J'eus la surprise de voir à la fin de l'étude, dans les jours suivants, Myriam (élève du CM1) m'apporter ce texte qu'elle venait d'écrire :

Les lapins blancs

Les lapins blancs

courent dans les champs

Ils jouent comme des enfants.

Qu'ils sont beaux dans la neige!

On dirait de petits ours blancs.

Les sapins couverts de neige

Cachent leurs terriers.

Le ciel bleu, qui

Se couvre de nuages,

Laisse tomber

Des flocons légers

Sur les montagnes,

Petits lapins blancs.

Comment s'étonner qu'il y eût quelques larmes, même si les enfants emportaient bien rangés dans les cartables, les diplômes leur attribuant des étoiles. Quel dommage qu'il n'y ait plus de classe de neige! En trois semaines,"mes" filles ont fait des progrès extraordinaires scolairement parlant.

Près de 45 ans plus tard, lorsque je rencontre l'une ou l'autre (devenue grand-mère), toutes me parlent de Gresse avec enthousiasme. Elles conservent dans leur coeur et la tête un souvenir ému de Gresse qui reste, parenthèse inoubliable, un moment privilégié de leur vie.

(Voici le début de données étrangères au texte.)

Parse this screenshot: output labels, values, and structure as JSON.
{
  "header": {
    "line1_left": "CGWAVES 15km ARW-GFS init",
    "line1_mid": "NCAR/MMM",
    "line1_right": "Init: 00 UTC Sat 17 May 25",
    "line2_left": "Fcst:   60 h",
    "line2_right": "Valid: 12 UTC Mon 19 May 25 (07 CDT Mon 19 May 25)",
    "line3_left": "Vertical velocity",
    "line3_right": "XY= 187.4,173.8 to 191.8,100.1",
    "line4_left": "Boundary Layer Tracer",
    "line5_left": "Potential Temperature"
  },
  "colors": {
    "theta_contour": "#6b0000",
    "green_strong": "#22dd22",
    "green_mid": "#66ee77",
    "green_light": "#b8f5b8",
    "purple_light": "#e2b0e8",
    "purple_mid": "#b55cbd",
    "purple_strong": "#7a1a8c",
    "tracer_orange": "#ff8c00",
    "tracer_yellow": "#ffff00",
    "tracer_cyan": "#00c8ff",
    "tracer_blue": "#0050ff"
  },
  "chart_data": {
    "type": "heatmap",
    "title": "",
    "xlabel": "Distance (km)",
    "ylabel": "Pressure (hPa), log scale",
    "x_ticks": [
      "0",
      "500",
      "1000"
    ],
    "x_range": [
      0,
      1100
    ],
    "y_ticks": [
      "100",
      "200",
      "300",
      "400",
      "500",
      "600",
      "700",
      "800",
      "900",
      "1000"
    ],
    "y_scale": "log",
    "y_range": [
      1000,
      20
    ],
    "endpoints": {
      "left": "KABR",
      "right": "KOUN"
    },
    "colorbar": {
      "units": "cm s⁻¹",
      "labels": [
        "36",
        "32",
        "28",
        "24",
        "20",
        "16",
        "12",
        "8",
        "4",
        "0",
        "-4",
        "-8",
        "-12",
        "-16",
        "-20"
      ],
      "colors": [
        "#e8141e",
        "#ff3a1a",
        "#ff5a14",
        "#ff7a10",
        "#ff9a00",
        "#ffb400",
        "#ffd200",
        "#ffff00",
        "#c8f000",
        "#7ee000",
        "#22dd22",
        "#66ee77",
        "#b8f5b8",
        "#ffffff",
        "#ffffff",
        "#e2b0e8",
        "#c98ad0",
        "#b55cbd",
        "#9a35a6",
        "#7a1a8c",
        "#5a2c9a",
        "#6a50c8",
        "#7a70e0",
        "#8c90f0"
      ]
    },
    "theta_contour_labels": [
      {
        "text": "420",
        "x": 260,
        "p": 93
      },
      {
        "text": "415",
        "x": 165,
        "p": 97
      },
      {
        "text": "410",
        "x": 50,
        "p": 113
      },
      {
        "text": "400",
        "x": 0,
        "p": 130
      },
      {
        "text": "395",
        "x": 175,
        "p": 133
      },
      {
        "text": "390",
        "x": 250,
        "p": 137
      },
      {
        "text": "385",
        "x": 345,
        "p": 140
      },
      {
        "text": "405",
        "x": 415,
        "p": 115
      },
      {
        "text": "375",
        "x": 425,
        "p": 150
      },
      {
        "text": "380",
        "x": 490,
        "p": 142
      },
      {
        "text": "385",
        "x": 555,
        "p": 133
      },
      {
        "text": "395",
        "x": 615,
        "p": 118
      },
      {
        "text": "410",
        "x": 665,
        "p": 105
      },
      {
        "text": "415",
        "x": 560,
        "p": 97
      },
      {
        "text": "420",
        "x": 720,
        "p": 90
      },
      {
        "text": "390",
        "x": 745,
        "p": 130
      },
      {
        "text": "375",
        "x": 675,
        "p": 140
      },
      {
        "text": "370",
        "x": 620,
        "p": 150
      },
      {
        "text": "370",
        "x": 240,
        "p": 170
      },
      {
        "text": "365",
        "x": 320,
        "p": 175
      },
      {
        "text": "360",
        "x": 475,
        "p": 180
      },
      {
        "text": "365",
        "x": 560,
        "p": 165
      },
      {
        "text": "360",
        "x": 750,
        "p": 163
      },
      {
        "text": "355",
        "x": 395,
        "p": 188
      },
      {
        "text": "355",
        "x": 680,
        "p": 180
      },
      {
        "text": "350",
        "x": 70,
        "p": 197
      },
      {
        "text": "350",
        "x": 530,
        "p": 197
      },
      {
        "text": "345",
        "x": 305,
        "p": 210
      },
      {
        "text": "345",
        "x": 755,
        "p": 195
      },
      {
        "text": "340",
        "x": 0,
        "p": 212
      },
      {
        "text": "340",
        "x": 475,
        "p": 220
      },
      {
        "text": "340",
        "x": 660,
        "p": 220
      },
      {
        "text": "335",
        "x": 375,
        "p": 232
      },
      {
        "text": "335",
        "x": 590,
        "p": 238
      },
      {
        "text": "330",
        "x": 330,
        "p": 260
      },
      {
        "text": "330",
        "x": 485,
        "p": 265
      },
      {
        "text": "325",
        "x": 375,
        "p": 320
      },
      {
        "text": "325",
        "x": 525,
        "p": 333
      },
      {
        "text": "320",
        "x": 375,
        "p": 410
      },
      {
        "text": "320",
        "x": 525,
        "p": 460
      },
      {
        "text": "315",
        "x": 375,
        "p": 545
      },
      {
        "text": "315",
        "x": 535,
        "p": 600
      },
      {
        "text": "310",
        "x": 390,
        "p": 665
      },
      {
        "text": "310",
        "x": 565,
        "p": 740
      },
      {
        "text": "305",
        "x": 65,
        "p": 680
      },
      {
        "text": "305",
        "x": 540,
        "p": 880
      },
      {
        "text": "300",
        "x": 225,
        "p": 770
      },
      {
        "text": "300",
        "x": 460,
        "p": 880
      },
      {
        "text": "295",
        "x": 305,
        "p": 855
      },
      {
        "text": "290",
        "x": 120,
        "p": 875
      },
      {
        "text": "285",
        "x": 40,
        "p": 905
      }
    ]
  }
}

Je leur rappelle qu'elles chantaient à l'un des moniteurs, plombier hors-saison de ski :

J'suis plombier

Bier, bier, bier

C'est un beau métier

J'fais mon turbin,

Bin, bin, bin

Dans les salles de bain.

Terminons, en chanson, ce long voyage dans le passé, avec ce qu'elles chantonnaient en cachette et que je surpris un jour en entrant inopinément au dortoir :

Elise, Elise et moi

On est heureux comme ça.

... ce qui changeait de Maugara où j'étais "la dirlo", une dirlo redoutée.